Habertürk
    Takipde Kalın!
      Günlük gelişmeleri takip edebilmek için habertürk uygulamasını indirin
        Anasayfa Özel İçerikler Oray Eğin Elon Musk ve Donald Trump ne zaman küsecek

        Dünya gözünü dikmiş Donald Trump ve Elon Musk’ın arasının ne zaman bozulacağını bekliyor. Ama ikili aralarındaki bromance’i—romantik erkek dostluğunu—giderek ilerletiyor. Time’ın kapağında Musk’ı başkanlık masasında otururken gösterdiği hafta Trump onu Oval Ofis’te ağırladı. Her ne kadar oğlu X’in burnu karışmasına tiksinerek baksa da Musk’ın kendisini gölgede bırakarak şov yapmasına göz yumdu. Dahası, devletin diğer kurumlarının başına Musk’ı atadığı ve hiç kimsenin tam olarak ne işe yaradığını bilmediği denetleme dairesiyle işbirliği yapmaları talimatını verdi.
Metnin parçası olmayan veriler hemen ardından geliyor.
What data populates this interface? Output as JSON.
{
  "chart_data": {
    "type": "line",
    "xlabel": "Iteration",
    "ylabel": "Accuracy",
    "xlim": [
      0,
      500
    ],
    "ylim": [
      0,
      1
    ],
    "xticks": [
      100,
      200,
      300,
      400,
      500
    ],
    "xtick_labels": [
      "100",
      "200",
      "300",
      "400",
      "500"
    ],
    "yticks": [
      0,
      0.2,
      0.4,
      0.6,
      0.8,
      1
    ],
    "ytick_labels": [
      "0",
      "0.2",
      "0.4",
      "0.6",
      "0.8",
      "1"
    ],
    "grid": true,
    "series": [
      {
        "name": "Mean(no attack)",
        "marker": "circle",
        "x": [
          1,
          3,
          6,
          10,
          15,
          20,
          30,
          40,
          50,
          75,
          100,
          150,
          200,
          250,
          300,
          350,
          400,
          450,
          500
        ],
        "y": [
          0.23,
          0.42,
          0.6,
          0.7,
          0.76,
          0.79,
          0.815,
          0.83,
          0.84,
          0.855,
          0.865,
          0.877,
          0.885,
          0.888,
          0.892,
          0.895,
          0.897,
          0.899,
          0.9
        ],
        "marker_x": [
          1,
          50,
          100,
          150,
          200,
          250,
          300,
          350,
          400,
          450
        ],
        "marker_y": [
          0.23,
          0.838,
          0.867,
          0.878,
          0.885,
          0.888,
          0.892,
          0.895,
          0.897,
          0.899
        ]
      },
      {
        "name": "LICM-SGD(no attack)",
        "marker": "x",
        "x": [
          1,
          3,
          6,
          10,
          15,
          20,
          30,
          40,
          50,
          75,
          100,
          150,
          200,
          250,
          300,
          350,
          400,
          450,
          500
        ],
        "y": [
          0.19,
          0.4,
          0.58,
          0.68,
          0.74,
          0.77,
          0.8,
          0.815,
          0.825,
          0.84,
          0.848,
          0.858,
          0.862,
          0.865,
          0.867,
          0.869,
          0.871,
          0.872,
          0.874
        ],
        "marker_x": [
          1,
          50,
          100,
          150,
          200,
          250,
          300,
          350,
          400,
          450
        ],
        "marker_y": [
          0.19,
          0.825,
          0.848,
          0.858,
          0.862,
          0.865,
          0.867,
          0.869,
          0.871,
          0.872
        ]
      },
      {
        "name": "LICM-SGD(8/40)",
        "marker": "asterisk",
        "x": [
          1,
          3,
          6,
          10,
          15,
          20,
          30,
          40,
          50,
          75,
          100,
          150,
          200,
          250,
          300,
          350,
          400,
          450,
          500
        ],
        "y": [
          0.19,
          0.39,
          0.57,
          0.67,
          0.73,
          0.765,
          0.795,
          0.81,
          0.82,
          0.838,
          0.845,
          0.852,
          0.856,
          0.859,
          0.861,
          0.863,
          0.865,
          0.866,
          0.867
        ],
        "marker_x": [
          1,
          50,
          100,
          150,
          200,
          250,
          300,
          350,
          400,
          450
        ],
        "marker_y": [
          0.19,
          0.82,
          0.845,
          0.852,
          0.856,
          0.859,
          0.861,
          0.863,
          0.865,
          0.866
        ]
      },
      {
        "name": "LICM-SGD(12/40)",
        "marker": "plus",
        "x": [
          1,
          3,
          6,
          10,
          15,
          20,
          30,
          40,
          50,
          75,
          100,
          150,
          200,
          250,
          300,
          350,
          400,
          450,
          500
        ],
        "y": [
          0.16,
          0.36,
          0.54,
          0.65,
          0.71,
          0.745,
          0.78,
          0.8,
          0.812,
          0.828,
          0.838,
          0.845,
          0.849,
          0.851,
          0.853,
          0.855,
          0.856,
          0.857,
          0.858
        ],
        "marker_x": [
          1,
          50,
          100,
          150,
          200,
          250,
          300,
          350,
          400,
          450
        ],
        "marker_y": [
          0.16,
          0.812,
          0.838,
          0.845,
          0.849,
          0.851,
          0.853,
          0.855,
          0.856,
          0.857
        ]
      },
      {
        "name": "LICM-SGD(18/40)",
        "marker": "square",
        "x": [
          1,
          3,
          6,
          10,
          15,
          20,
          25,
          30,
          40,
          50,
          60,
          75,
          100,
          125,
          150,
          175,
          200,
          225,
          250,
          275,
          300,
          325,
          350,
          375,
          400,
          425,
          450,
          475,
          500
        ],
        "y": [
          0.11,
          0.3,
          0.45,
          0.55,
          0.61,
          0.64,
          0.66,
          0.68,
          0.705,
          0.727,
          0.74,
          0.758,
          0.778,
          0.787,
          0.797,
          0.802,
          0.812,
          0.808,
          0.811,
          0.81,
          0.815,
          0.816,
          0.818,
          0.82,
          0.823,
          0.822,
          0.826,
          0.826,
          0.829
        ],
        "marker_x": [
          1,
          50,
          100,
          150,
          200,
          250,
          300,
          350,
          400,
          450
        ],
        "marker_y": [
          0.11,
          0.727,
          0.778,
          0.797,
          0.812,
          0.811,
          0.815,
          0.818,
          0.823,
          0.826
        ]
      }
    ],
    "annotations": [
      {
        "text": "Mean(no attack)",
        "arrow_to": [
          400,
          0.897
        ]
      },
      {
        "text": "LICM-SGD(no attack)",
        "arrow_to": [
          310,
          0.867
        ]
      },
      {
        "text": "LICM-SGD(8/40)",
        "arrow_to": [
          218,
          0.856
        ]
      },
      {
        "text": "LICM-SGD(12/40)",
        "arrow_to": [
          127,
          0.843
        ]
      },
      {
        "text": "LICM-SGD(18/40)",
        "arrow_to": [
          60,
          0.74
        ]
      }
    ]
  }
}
        Musk ve beraberinde getirdiği en büyüğü 25 yaşındaki birkaç genç böylece ülkenin sosyal sigortalarından vergi iadelerine kadar eşi benzeri görülmemiş kadar geniş bir veriye erişim sağlayabiliyorlar. Adını bir İnternet meme’inden alan DOGE sözde devlette verimliliği sağlamak istiyor, ama Silikon Vadisi’ndeki teknoloji şirketleri gibi devleti yıkıp yakarak bunu yapmaya çalışıyor. Dahası hiçbir denetime de tabi değil. Öte yandan, Elon Musk’ın yaptıkları halkta karşılığını buluyor. Trump belki de ilk kez yüzde 53 halk desteğine bu sayede ulaştı, CBS anketine göre.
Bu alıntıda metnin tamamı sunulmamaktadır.